Russian President Vladimir Putin attends an event marking the 50th anniversary of the launch of the Baikal-Amur Mainline (BAM) construction at the State Kremlin Palace in Moscow, Russia, 23 April 2024. EPA-EFE/VALERIY SHARIFULIN / SPUTNIK / KREMLIN POOL MANDATORY CREDIT


The WEF’s role in the rise of Vladimir Putin

The long-forgotten Davos Pact, and the people behind it, were to a large extent responsible for putting Putin in power, argues our columnist


1996 was a notable year for many reasons.  The peace treaty in Chechnya was signed. Britain was consumed by “mad cow” disease. And the UN tribunal accused Bosnian Muslims and Croats of war crimes.

The year also marked a significant moment in Russian history with the establishment of the Davos Pact, a shady agreement that would help pave Vladimir Putin’s to rise to power.

There was a time when Davos was little more than a fancy ski resort. All changed in 1971, when Klaus Schwab, an engineer and economist, departed from his position at the Swiss industrial conglomerate Escher Wyss to orchestrate a fortnight-long conference amid the picturesque Swiss Alps.

The European Management Forum (EMF) was designed to introduce Euro-centric economic stakeholders to modern American economic practices and to formulate “fresh” business approaches for the continent. In 1987, the EMF became the World Economic Forum (WEF), and the rest, as they say, is history. More specifically, history steeped in controversy.

In 1996, long before the unelected globalists were predicting a future where we would own nothing and be happy, they were working on ways to get the unpopular then-Russian president Boris Yeltsin re-elected for a second term.

Not an easy feat considering, in the early months of ‘96, Yeltsin’s popularity had plummeted to the extent that he was ranked fifth among Russian presidential candidates, receiving a mere 8 per cent of support. Communist Party of the Russian Federation (CPRF) leader Gennady Zyuganov was ahead in the race with 21 per cent of support.

He was the odds-on favourite to replace Yeltsin. That didn’t sit well with the Davos-dwelling elites.

Although Zyuganov promised to eliminate corruption and enhance conditions for foreign investment, the WEF wasn’t convinced.

Moreover, at the annual meeting, the Russian delegation – especially the business leaders – expressed growing apprehension regarding Zyuganov’s rising popularity and the potential triumph of the Communist party. In response, the delegation and WEF heavyweights colluded, throwing full support behind Yeltsin’s campaign by leveraging their financial influence.

This informal agreement among them became famously known as the “Davos Pact”. Against all odds, Yeltsin, a legendary drunk, was re-elected in July of 1996.

Communism was defeated – but at what cost?

One of Yeltsin’s most trusted officials was Valentin Yumashev, a man who was absolutely instrumental in current President Vladimir Putin’s rise to power. An ex-journalist turned Kremlin official, Yumashev appointed Putin to his initial position in the Kremlin, less than a year after Yeltsin began his second term in office.

Putin, a former KGB agent, excelled in his new position and quickly climbed the political ladder.

On May 25, 1998, he assumed the role of First Deputy Chief of the Presidential Staff for the regions, taking over from Viktoriya Mitina. On July 15, he was assigned as the head of the commission responsible for preparing agreements on the distribution of power among the regions, as well as the head of the federal centre attached to the president, replacing Sergey Shakhray.

Subsequently, just 10 days later, Yeltsin appointed Putin as the director of the Federal Security Service (FSB), essentially the KGB under a new name.

Then, on August 9, 1999, Yeltsin appointed him as the acting prime minister. Anyone with more than a few functioning neurons could see that Yeltsin was grooming Putin, preparing him for the presidency. On New Year’s Eve, 1999, to the surprise of most Russians, Yeltsin announced his resignation. A 46-year-old Putin assumed the role of acting president and emerged victorious in the election three months later.
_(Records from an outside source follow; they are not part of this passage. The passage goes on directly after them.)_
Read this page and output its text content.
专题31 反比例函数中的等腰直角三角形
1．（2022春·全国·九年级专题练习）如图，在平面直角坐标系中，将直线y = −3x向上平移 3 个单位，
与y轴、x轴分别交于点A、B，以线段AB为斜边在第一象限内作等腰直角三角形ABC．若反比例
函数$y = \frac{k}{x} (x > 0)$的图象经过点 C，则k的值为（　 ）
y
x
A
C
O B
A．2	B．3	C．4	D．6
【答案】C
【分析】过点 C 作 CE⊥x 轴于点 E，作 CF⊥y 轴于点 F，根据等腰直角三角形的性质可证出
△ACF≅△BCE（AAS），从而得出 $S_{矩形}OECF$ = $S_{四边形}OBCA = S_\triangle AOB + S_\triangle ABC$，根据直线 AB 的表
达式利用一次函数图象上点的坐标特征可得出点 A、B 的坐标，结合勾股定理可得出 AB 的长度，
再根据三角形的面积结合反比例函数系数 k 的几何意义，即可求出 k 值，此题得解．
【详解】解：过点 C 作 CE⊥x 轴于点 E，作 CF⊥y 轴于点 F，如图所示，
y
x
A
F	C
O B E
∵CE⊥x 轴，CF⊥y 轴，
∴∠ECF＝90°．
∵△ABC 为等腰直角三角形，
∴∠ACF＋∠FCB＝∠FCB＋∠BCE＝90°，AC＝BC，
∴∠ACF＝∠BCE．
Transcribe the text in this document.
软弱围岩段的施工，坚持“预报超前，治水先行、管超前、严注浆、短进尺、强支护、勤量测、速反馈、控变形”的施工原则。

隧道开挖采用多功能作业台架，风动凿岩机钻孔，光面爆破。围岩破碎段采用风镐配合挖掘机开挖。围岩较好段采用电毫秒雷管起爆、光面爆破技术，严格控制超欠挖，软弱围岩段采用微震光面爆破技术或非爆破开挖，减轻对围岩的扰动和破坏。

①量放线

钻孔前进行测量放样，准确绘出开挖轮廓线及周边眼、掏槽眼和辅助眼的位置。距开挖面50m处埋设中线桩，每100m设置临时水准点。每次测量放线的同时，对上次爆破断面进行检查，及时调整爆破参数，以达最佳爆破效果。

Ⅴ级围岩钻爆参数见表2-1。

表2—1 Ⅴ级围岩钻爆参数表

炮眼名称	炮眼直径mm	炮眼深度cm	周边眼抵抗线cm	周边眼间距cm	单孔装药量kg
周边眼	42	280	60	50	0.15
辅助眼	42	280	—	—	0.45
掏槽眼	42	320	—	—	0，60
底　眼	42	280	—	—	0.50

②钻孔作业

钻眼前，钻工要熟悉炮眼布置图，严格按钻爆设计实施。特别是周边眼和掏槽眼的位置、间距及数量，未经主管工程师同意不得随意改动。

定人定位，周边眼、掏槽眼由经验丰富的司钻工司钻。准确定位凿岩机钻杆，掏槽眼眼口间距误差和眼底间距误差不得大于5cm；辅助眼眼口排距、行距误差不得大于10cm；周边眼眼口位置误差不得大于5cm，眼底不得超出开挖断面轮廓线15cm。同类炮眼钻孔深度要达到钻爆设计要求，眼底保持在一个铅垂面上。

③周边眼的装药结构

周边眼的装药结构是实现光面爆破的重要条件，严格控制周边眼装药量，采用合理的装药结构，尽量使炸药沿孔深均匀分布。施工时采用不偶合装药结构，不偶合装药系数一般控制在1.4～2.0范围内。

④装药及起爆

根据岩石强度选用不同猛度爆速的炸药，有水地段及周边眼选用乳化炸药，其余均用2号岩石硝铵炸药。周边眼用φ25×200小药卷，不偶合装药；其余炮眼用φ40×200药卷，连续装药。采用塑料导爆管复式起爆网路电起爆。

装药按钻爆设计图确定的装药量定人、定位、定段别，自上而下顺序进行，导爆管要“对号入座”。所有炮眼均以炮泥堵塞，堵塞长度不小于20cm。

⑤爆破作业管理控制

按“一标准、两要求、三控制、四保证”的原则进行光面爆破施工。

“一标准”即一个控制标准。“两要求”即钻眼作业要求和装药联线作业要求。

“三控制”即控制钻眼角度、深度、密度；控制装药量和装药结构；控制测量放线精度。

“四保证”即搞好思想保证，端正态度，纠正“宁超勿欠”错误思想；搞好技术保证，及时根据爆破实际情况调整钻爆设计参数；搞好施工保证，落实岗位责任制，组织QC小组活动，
Some 25 years on, Putin is still in power. But, as he admits himself, without Yeltsin’s blessing, none of that would have been possible.

And, without the WEF’s blessing, Yeltsin would have never had a second term in office.

By interfering in the Russian electoral system, “Davos Man” paved the way for Putin.

In the decades since 1996, the WEF has continued to erode democratic principles. Interestingly, in 1999, the year Yeltsin stepped down, the WEF launched the Global Redesign Initiative, advocating for a “fresh” global governance system that sought to make nation states a thing of the past.

The initiative envisioned a “multi-stakeholder” approach to policy making and governance. Ultimately it gave rise to the Great Reset, a form of “corporate socialism” that puts more power in the hands of the elites and less in the hands of European citizens.

One needn’t be a tin-foil-hat-wearing lunatic to question the WEF’s motives. In truth, one only needs to examine the Davos Pact to see just how influential Schwab and his colleagues have been – and continue to be.